Pas d’objection à la Punta Maria Cristina
Les guides de Marcel Kurz n’indiquent pas encore de nom pour cette pointe. Ce n’est qu’avec la première ascension depuis le Tiefmattengletscher par le grand éperon nord haut de 800 mètres qu’elle a obtenu son nom, et ce justement dans l’article publié en 1959 dans «Les Alpes». Francesco Cavazzani, connu pour ses premières ascensions et ses livres sur le Valtournenche, est le premier à l’avoir gravie, les 7 et 8 septembre 1957 en compagnie des guides de montagne Leonardo et Luigi Carrel, ainsi que du porteur Pierino Pession.
On peut lire dans l’article «Punta Maria Cristina da nord» comment la pointe a été baptisée: «Le sommet s’élève à quelques mètres de nous, il ne nous reste plus que quelques pas avant de l’atteindre. Luigi Carrel déclare: <Tu vois, j’avais raison: c’est une pointe à part entière. Je ne sais pas pourquoi elle a été oubliée. Ça ne va pas: il faut lui donner un nom.> Et il propose celui de ma femme: Maria Cristina.» Depuis, ce sommet sur l’arête italo-suisse porte ce nom.
Ce n’est pas tout: Gino Buscaini (1931-2002) était le partenaire de cordée italien de Kurz et de Brandt pour ce qui est des guides de montagne. Lui aussi était membre d’honneur, mais du club alpin italien. Dans le guide du CAI Alpi Pennine, Volume II, Cervino – Alta Valpelline de 1970, Buscaini écrit qu’il ne faudrait pas nommer de sommets situés sur la crête frontalière avec la Suisse sans l’accord du pays voisin. Mais comme personne ne s’est opposé lorsque l’article sur la Punta Maria Cristina est paru dans la revue du CAS, «nous considérons que ce nom est accepté».
Bien plus d’hommes que de femmes
La Punta Maria Luisa et la Punta Maria Cristina font partie du cercle fermé des sommets de Suisse et alentours qui portent un nom de personne, comme trois des quatre plus hautes montagnes du pays: Dufour, Zumstein et Gnifetti. On trouve cette liste dans la revue Les Sports modernes, parue pour la première fois en 2023, dans le premier numéro, consacré au thème «La montagne: territoire du moderne?» (Editions Alphil, Neuchâtel).

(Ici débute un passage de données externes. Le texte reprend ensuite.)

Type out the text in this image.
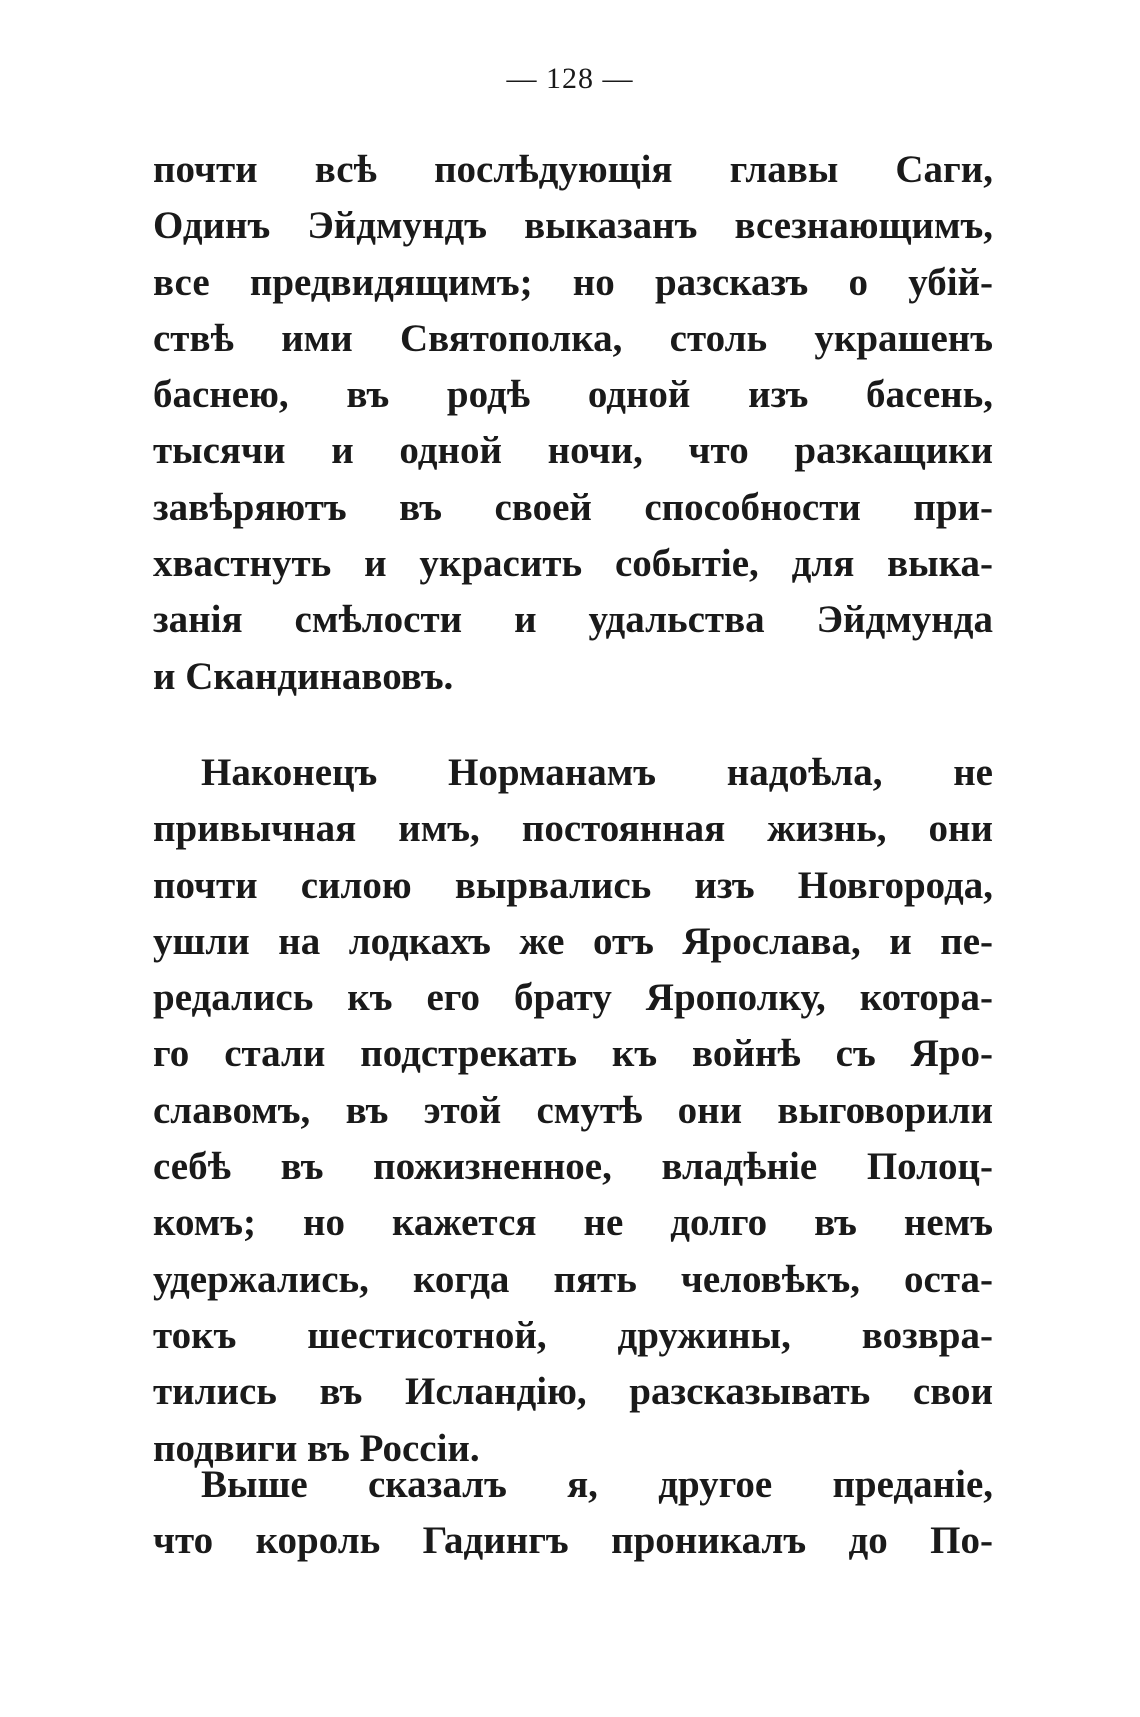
— 128 —
почти всѣ послѣдующія главы Саги,
Одинъ Эйдмундъ выказанъ всезнающимъ,
все предвидящимъ; но разсказъ о убій-
ствѣ ими Святополка, столь украшенъ
баснею, въ родѣ одной изъ басень,
тысячи и одной ночи, что разкащики
завѣряютъ въ своей способности при-
хвастнуть и украсить событіе, для выка-
занія смѣлости и удальства Эйдмунда
и Скандинавовъ.
Наконецъ Норманамъ надоѣла, не
привычная имъ, постоянная жизнь, они
почти силою вырвались изъ Новгорода,
ушли на лодкахъ же отъ Ярослава, и пе-
редались къ его брату Ярополку, котора-
го стали подстрекать къ войнѣ съ Яро-
славомъ, въ этой смутѣ они выговорили
себѣ въ пожизненное, владѣніе Полоц-
комъ; но кажется не долго въ немъ
удержались, когда пять человѣкъ, оста-
токъ шестисотной, дружины, возвра-
тились въ Исландію, разсказывать свои
подвиги въ Россіи.
Выше сказалъ я, другое преданіе,
что король Гадингъ проникалъ до По-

Sur les 200 sommets recensés, près de la moitié ont pu être attribués à des personnes connues (85 hommes, soit 42,5%; 12 femmes, soit 6%). Cela concerne des sommets qui apparaissent dans la littérature de montagne et sur la carte nationale, et sont relativement connus sous ce nom.
Il n’est pas étonnant que les femmes arrivent loin derrière pour ce qui est des noms personnels donnés à des sommets. Qui connaît la pointe Eugénie Rochat (2559 m), à la Pierre qu’Abotse (le «Cervin vaudois»), la Punta Alessandra (3268 m) dans le val Bregaglia, nommée d’après l’épouse de l’auteur de la première ascension, ou encore la pointe Marie Christine (env. 3601 m), sur l’arête nord du Balfrin? Ces noms ne sont pas (encore) indiqués sur la carte nationale.
Pas plus que la pointe Marcel Kurz (3499 m), en Valais, et la pointe Maurice Brandt (2528 m), dans les Alpes vaudoises, d’ailleurs. Toutes deux ont cependant été intégrées dans les guides et portails de courses.